We—Dr. Small, Brand, and I—were dumbfounded by Eileen O’Connor’s passionate outcry. She was utterly unconscious of us and looked only at the Reverend Mother, with a light in her eyes that was more intensely spiritual than I had seen before in any woman’s face.
The old nun seemed stricken by Eileen’s words. Into her rugged old face, all wrinkled about the eyes, crept an expression of remorse and shame. Once she raised her hands, slowly, as though beseeching the girl to spare her. Then her hands came down again and clasped each other at her breast, and her head bowed so that her chin was dug into her white bib. Tears came into her eyes and fell unheeded down her withered cheeks. I can see now the picture of us all standing there in the whitewashed corridor of the convent, in the dim light of a hanging lantern—we three officers standing together, the huddled figure of Marthe Nesle lying at our feet, half covered with my trench-coat, but with her face lying sideways, white as death under her cropped red hair, and her bare shoulders stained with a streak of blood; opposite, the old Mother, with bowed head and clasped hands; the two young nuns, rigid, motionless, silent; and Eileen O’Connor, with that queer light on her face and her hands stretched out with a gesture of passionate appeal.
The Reverend Mother raised her head and spoke—after what seemed like a long silence, but was only a second or two, I suppose.
“My child, I am an old woman, and have said many prayers.

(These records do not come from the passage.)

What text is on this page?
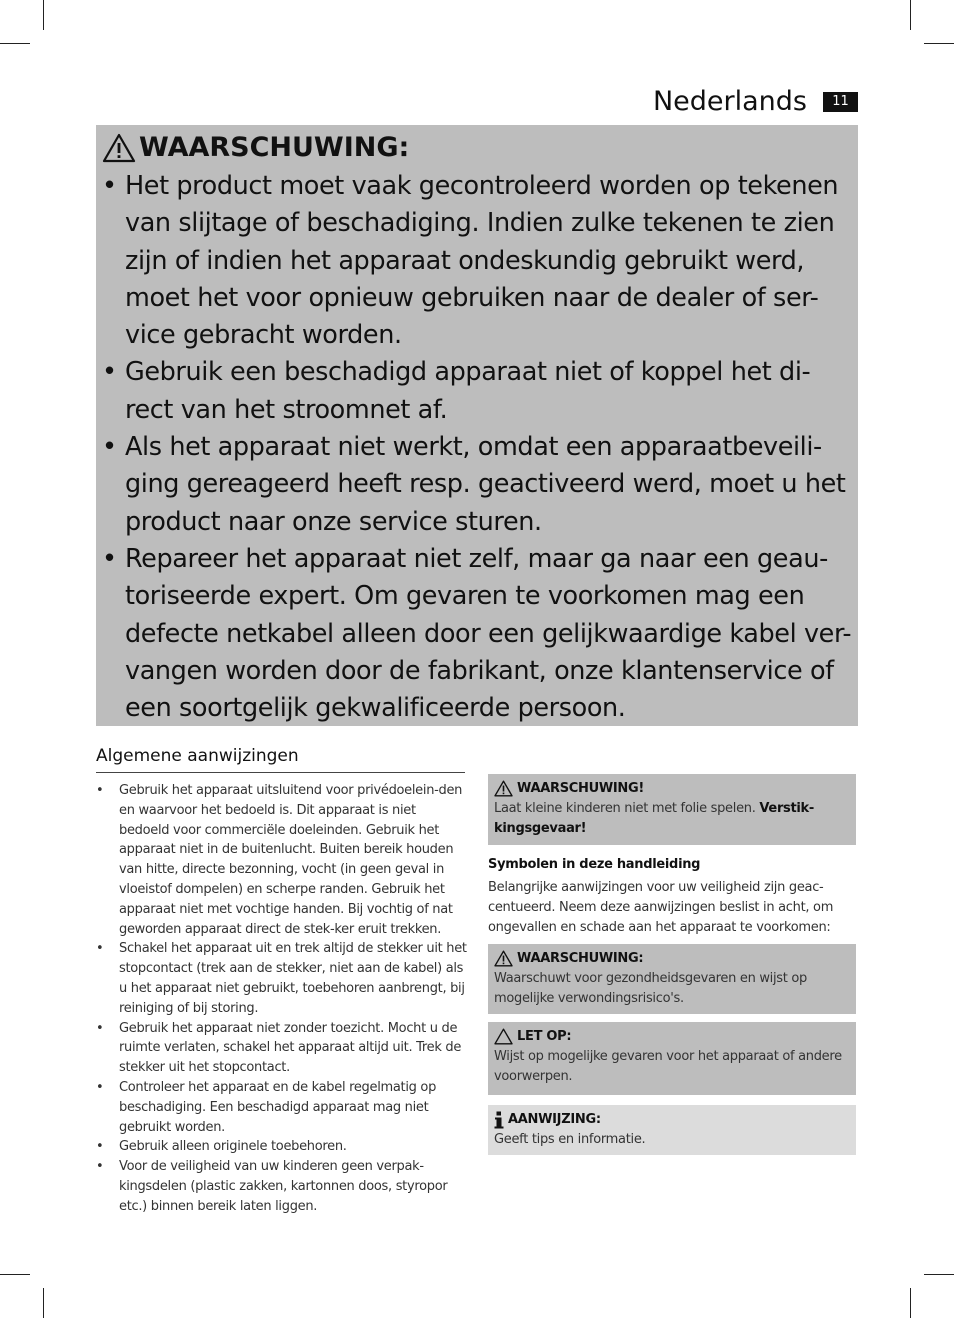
Nederlands	11
WAARSCHUWING:
• Het product moet vaak gecontroleerd worden op tekenen van slijtage of beschadiging. Indien zulke tekenen te zien zijn of indien het apparaat ondeskundig gebruikt werd, moet het voor opnieuw gebruiken naar de dealer of ser-vice gebracht worden.
• Gebruik een beschadigd apparaat niet of koppel het di-rect van het stroomnet af.
• Als het apparaat niet werkt, omdat een apparaatbeveili-ging gereageerd heeft resp. geactiveerd werd, moet u het product naar onze service sturen.
• Repareer het apparaat niet zelf, maar ga naar een geau-toriseerde expert. Om gevaren te voorkomen mag een defecte netkabel alleen door een gelijkwaardige kabel ver-vangen worden door de fabrikant, onze klantenservice of een soortgelijk gekwalificeerde persoon.
Algemene aanwijzingen
• Gebruik het apparaat uitsluitend voor privédoelein-den en waarvoor het bedoeld is. Dit apparaat is niet bedoeld voor commerciële doeleinden. Gebruik het apparaat niet in de buitenlucht. Buiten bereik houden van hitte, directe bezonning, vocht (in geen geval in vloeistof dompelen) en scherpe randen. Gebruik het apparaat niet met vochtige handen. Bij vochtig of nat geworden apparaat direct de stek-ker eruit trekken.
• Schakel het apparaat uit en trek altijd de stekker uit het stopcontact (trek aan de stekker, niet aan de kabel) als u het apparaat niet gebruikt, toebehoren aanbrengt, bij reiniging of bij storing.
• Gebruik het apparaat niet zonder toezicht. Mocht u de ruimte verlaten, schakel het apparaat altijd uit. Trek de stekker uit het stopcontact.
• Controleer het apparaat en de kabel regelmatig op beschadiging. Een beschadigd apparaat mag niet gebruikt worden.
• Gebruik alleen originele toebehoren.
• Voor de veiligheid van uw kinderen geen verpak-kingsdelen (plastic zakken, kartonnen doos, styropor etc.) binnen bereik laten liggen.
WAARSCHUWING!
Laat kleine kinderen niet met folie spelen. Verstik-kingsgevaar!
Symbolen in deze handleiding
Belangrijke aanwijzingen voor uw veiligheid zijn geac-centueerd. Neem deze aanwijzingen beslist in acht, om ongevallen en schade aan het apparaat te voorkomen:
WAARSCHUWING:
Waarschuwt voor gezondheidsgevaren en wijst op mogelijke verwondingsrisico's.
LET OP:
Wijst op mogelijke gevaren voor het apparaat of andere voorwerpen.
AANWIJZING:
Geeft tips en informatie.
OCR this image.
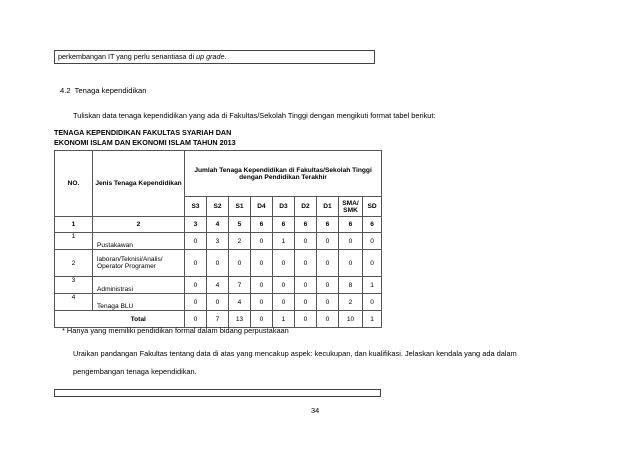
perkembangan IT yang perlu senantiasa di up grade.
4.2 Tenaga kependidikan
Tuliskan data tenaga kependidikan yang ada di Fakultas/Sekolah Tinggi dengan mengikuti format tabel berikut:
TENAGA KEPENDIDIKAN FAKULTAS SYARIAH DAN
EKONOMI ISLAM DAN EKONOMI ISLAM TAHUN 2013
NO.	Jenis Tenaga Kependidikan	Jumlah Tenaga Kependidikan di Fakultas/Sekolah Tinggi dengan Pendidikan Terakhir								
		S3	S2	S1	D4	D3	D2	D1	SMA/ SMK	SD
1	2	3	4	5	6	6	6	6	6	6
1	Pustakawan	0	3	2	0	1	0	0	0	0
2	laboran/Teknisi/Analis/ Operator Programer	0	0	0	0	0	0	0	0	0
3	Administrasi	0	4	7	0	0	0	0	8	1
4	Tenaga BLU	0	0	4	0	0	0	0	2	0
	Total	0	7	13	0	1	0	0	10	1
* Hanya yang memiliki pendidikan formal dalam bidang perpustakaan
Uraikan pandangan Fakultas tentang data di atas yang mencakup aspek: kecukupan, dan kualifikasi. Jelaskan kendala yang ada dalam
pengembangan tenaga kependidikan.
34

But you have taught me the lesson, which I thought I knew, that the devil does not depart from us until our souls have found eternal peace. I am a wicked old woman, and until you opened my eyes I was forgetful of charity and of our Lord’s most sweet commands.”
She turned to us now with an air of wonderful dignity and graciousness.
“Gentlemen, I pray you to carry this wounded girl to my own cell. To-night I will sleep on bare boards.”
One of the young nuns was weeping bitterly.
So we lifted up Marthe Nesle, and, following the Reverend Mother, carried her to a little white room and laid her on an iron bedstead under a picture of the Madonna below which burned an oil lamp on a wooden table. The American doctor asked Eileen O’Connor to bring him some hot water.
Brand and I went back in the car, and I dined at his mess again.